September 29, 2009


Mamata Banerjee & Chatradhar Mahato at Lalgarh on 4th feb.2009

Far from witnessing, the ‘river of blood’ that the arrested criminal Chhatradhar Mahato had ‘promised’ would flow, in the event of his arrest, even bare sympathy for the goon was conspicuous by its absence. On the other hand, rural people of the forestry and beyond in the townships, already furious with the ‘Maoist’ incursions, have celebrated with joy the occasion, and the events that led up to it.

CPI (M) units of Midnapore west in the red clay area tell us with confidence something they had hinted at during our last visit to the laterite zone. The inchoate violence unleashed by the ‘Maoists’ and the PCAPA had infuriated the masses enough to make the criminals shelterless even at the point of guns and dire threats.

The armed assaults of the marauders are met with mass resistance – it is a classic case of a few guns arraigned against a thousand staves and a stiff, challenging outlook of the villagers who had been cornered -- and had nowhere to go but forward to meet and defeat the ‘Maoist’ thrusts.

Yet another cause that had made the PCAPA and its lackeys as well as the so-called urban band of ‘friends,’ here and there, leery of the counter-assault, has been the commencement of falling out among the thieves over the proverbial loaves and fishes.

The internecine strifes, the local units of the CPI (M) tell us, have probably resulted in ‘revolutionary’ bloodshed of the sectarian vein in recent times, and the inner fighting, armed fighting, among the Trinamuli cadres all over Midnapore are there for everyone to see, and draw the correct lessons. This has happened elsewhere too as witnessed on 27 September at Mayureswar in Birbhum where such an armed strife saw three Trinamuli hoodlums killed.

Reactionaries and sectarians are easily demoralised as history has proved repeatedly. The demeaning defeat of the student wings of the ‘Maoists,’ the BJP, and the Trinamulis at the Presidency College, the villagers tell us, has seen a drastic drop in the ‘import’ of propagandists from the metropolis into Midnapore west.

A good number of the Kolkata teaching community who, sadly, had come once out with all pistons firing in support of the ‘Maoist’ ‘cause’ are now talking in whispered, shady undertones about ‘sins’ being committed by the very people whom they had idolised in the big media.

Thus, when the cuffed Chhatradhar – his only complaint was of a queasy stomach – was taken from Lalgarh to the Jhargram court of law, a good six or seven kilometre of distance had to be covered, in an ancient police van, not one villager stood up in his favour. Twigs of trees scattered across the route that were easily motored over did signal symbolically the state-of-affairs of the ‘Maoist’ ‘braves’ and their cohorts.

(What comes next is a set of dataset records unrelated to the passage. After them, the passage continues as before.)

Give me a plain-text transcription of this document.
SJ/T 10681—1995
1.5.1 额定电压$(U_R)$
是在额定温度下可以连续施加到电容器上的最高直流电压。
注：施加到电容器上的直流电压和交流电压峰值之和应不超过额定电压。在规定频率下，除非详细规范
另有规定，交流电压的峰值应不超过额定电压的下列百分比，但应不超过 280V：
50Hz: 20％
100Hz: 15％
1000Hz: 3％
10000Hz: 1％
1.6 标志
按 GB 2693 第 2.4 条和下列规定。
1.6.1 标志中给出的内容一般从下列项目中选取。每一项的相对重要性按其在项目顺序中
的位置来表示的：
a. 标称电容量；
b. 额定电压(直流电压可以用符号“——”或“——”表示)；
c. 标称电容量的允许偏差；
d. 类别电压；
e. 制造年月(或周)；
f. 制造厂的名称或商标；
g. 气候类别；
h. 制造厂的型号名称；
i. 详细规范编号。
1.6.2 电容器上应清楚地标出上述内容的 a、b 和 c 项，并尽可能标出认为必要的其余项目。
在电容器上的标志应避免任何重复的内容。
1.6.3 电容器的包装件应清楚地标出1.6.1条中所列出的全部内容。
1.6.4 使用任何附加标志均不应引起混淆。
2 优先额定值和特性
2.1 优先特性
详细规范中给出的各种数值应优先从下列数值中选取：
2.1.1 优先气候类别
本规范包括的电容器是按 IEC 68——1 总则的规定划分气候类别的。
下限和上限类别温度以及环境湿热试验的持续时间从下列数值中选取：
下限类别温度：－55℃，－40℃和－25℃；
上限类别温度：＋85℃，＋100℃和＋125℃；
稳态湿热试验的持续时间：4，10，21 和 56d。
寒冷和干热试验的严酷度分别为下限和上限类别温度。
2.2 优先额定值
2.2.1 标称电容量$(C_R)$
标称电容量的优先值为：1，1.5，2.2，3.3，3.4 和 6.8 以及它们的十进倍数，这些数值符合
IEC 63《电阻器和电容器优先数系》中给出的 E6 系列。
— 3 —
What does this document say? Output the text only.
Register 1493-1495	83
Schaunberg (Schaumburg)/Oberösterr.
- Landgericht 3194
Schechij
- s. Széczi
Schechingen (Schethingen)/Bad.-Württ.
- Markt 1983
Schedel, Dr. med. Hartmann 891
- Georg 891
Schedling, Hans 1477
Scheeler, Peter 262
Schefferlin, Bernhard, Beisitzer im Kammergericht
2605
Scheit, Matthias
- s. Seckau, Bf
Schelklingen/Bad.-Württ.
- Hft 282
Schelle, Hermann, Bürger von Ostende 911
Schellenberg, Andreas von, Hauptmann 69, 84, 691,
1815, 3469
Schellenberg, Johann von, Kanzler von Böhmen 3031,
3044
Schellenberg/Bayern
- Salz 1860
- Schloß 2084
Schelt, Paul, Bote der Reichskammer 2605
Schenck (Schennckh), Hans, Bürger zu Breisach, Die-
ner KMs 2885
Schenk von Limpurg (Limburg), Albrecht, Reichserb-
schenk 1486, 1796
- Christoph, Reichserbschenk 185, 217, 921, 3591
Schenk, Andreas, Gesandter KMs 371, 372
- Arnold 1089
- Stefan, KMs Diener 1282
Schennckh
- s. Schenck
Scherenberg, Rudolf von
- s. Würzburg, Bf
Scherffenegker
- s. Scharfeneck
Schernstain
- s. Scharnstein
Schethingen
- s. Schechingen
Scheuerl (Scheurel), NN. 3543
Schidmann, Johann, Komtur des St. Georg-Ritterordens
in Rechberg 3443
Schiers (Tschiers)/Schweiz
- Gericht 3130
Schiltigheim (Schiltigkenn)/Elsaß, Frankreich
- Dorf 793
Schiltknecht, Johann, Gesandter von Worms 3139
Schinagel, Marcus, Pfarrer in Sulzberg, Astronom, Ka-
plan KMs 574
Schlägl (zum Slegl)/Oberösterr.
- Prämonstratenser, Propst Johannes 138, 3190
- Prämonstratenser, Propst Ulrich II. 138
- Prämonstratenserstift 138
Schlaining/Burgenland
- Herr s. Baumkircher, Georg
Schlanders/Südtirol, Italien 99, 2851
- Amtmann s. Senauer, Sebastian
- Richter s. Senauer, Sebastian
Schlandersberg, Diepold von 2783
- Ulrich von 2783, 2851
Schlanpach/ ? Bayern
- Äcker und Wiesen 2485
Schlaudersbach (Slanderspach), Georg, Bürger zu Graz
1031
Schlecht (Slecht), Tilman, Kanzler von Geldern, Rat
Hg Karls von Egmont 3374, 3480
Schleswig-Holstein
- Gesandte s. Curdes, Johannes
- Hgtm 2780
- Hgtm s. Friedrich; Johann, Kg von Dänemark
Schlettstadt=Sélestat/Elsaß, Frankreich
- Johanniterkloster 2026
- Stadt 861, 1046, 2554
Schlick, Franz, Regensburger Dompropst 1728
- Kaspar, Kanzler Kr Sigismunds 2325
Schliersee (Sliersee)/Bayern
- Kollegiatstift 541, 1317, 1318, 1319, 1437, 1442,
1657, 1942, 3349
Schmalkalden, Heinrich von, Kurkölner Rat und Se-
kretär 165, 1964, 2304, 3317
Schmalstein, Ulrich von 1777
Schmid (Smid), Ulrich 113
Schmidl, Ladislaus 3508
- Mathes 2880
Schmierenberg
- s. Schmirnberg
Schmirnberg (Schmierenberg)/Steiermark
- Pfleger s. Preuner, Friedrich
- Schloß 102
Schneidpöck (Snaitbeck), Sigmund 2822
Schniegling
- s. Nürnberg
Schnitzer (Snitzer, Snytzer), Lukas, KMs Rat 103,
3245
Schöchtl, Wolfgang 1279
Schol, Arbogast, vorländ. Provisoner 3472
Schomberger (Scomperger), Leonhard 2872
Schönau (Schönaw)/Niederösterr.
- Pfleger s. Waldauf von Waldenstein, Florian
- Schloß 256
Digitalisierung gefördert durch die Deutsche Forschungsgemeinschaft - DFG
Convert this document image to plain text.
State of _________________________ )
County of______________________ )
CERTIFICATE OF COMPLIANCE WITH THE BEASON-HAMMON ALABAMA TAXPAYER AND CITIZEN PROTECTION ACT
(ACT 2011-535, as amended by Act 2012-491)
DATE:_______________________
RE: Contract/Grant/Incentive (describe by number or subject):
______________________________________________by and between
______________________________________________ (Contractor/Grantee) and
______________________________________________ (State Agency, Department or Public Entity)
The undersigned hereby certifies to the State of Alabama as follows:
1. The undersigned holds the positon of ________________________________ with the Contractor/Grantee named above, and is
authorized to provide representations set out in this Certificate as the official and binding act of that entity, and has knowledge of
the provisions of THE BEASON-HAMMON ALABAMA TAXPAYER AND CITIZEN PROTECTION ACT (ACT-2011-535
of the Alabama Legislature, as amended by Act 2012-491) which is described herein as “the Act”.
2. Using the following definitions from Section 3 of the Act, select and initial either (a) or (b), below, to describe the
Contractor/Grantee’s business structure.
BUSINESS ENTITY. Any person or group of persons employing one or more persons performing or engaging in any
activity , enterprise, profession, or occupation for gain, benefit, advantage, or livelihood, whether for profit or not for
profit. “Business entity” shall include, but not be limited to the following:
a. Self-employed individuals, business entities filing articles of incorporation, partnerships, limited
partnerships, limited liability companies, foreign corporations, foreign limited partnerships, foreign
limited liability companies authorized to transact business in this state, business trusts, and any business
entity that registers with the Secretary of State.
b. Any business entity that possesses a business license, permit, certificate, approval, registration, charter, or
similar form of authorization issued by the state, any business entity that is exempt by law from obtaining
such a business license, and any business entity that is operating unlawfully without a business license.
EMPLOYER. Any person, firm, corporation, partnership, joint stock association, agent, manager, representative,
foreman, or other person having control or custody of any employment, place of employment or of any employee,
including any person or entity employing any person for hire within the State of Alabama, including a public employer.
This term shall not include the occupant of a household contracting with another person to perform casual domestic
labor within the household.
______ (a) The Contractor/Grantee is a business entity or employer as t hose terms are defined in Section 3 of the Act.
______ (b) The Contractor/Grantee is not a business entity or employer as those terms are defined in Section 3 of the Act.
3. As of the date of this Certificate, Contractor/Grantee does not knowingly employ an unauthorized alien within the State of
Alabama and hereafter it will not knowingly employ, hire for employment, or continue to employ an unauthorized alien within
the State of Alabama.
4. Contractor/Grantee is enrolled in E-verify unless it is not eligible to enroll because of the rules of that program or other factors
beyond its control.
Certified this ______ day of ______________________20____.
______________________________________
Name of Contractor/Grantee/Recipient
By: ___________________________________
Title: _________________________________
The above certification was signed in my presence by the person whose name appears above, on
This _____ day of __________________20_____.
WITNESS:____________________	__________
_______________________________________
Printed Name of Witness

The city-based die-hard members of the ‘civil society’ did bring out a small procession far away in Kolkata, but it was, as we said, a tiny band of downcast marchers, and the TV channels were strangely devoid of the firebrand interviews and voice-overs the earlier period had seen in relation to such incidents.

Herewith we add a final good word. The two unarmed police constables whom the ‘Maoists’ had kidnapped in the wake of Chhatradhar’s arrest have been released the next day on 28 September in good health – and unconditionally.